CBD acts as an antagonist of endogenous cannabinoid receptors. This means that CBD binds to CB1 and CB2 receptors, thereby blocking them. Even though this binding to the receptors occurs with comparatively low affinity, this inhibitory mechanism of action gives CBD the property to mitigate some undesirable side effects of THC. Pre-clinical studies particularly demonstrate the anti-inflammatory (anti-inflammatory) properties of this phytocannabinoid. Further studies complement these with possible immunosuppressive (immune response suppressing) and neuroprotective (nerve protecting) characteristics.
The CBD content as well as, if applicable, the THC/CBD ratio of cannabis products determines their medicinal effect. CBD, as already described for THC, must therefore be tested according to precise specifications in quality control laboratories before a product can be placed on the market.
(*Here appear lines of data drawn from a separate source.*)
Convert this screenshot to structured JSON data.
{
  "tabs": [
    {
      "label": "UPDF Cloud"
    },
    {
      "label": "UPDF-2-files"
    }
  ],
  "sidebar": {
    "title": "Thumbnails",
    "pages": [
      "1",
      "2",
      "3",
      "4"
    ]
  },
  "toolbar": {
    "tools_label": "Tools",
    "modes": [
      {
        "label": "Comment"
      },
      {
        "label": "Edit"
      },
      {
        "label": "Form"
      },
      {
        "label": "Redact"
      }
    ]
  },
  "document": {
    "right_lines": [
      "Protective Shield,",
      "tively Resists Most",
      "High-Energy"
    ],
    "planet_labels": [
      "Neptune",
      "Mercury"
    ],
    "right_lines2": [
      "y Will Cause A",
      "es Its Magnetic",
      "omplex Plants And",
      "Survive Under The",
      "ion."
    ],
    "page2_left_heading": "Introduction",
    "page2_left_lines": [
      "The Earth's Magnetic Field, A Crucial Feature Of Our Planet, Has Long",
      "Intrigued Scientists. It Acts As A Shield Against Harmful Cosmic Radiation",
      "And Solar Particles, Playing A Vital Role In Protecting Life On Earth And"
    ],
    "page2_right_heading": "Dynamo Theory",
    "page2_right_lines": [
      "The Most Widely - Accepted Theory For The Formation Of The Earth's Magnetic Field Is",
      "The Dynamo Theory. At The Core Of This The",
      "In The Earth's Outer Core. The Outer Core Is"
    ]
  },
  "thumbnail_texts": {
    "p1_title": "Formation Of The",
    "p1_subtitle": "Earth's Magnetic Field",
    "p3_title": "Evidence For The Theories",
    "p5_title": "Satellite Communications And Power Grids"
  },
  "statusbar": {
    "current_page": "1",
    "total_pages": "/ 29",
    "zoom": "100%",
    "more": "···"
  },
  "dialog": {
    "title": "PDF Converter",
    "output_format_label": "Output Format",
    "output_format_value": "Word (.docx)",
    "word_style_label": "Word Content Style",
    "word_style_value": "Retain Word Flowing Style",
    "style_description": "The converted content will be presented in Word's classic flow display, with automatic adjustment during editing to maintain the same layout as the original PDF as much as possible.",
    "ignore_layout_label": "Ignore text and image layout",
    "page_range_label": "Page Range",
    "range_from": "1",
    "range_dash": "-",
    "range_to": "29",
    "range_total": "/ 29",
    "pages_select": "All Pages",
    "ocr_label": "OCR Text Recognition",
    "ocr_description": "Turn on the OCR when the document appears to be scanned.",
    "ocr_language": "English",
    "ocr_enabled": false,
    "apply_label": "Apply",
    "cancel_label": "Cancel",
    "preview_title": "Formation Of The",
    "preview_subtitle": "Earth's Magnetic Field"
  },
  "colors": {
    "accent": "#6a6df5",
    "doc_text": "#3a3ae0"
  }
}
CBG (cannabigerol) is another non-psychoactive cannabinoid that is found in larger amounts mainly in low-THC cannabis plants. It counts as a “precursor” cannabinoid for THC and CBD. As a partial agonist, it binds to binds CB1 and CB2 receptors with low affinity. In addition to its anti-inflammatory properties, CBG is thought to have anti-depressant effects. Promising data collected in animal models also suggest an antibacterial effect of CBG.
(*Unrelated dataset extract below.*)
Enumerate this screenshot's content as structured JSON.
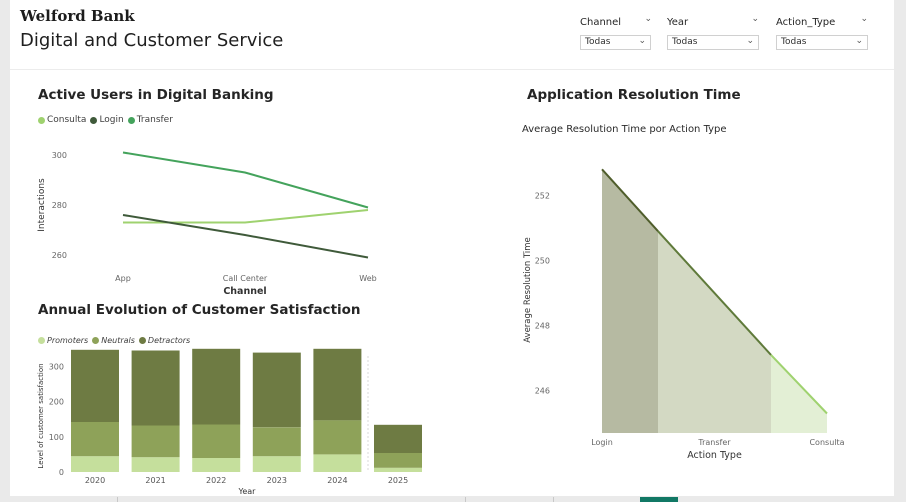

CBC (cannabichromene) also belongs to the non-psychoactive cannabinoids. In addition to its analgesic, sedative, and anti-inflammatory properties, CBC, like CBG, has promising anti-microbial potential. Initial studies also show promising results that CBC may have an inhibitory effect on tumor growth, which is why it is attracting increasing attention, especially in cancer research.
CBN (cannabinol) is present in fresh cannabis only in small amounts, as it is a product of THC oxidation. This reaction occurs mainly when THC is exposed to oxygen, heat or light over a long period of time. CBN is characterized not only by its general anti-inflammatory and pain-relieving properties, but also by its sedative effect.
Δ9-THCV (Δ9-tetrahydrocannabivarin, THCV) is a propyl analog of THC. THCV can also bind to CB1 and CB2 receptors. For CB2 receptors, it has been described as a partial agonist with activating effects. However, at CB1 receptors, binding induces different signals depending on the concentration: at low concentrations, THCV acts as an antagonist and has a blocking effect. Higher concentrations, however, trigger activating signals. As a result, at higher concentrations THCV has a psychotropic effect similar to THC. In low amounts, however, it reduces the psychoactive effect of THC. Various studies suggest anti-inflammatory and anticonvulsant properties of THCV.
Various pre-clinical studies provide evidence that cannabinoids enhance each other’s biological activity, but also in combination with other herbal ingredients such as terpenes. This principle is referred to as the entourage or synergy effect.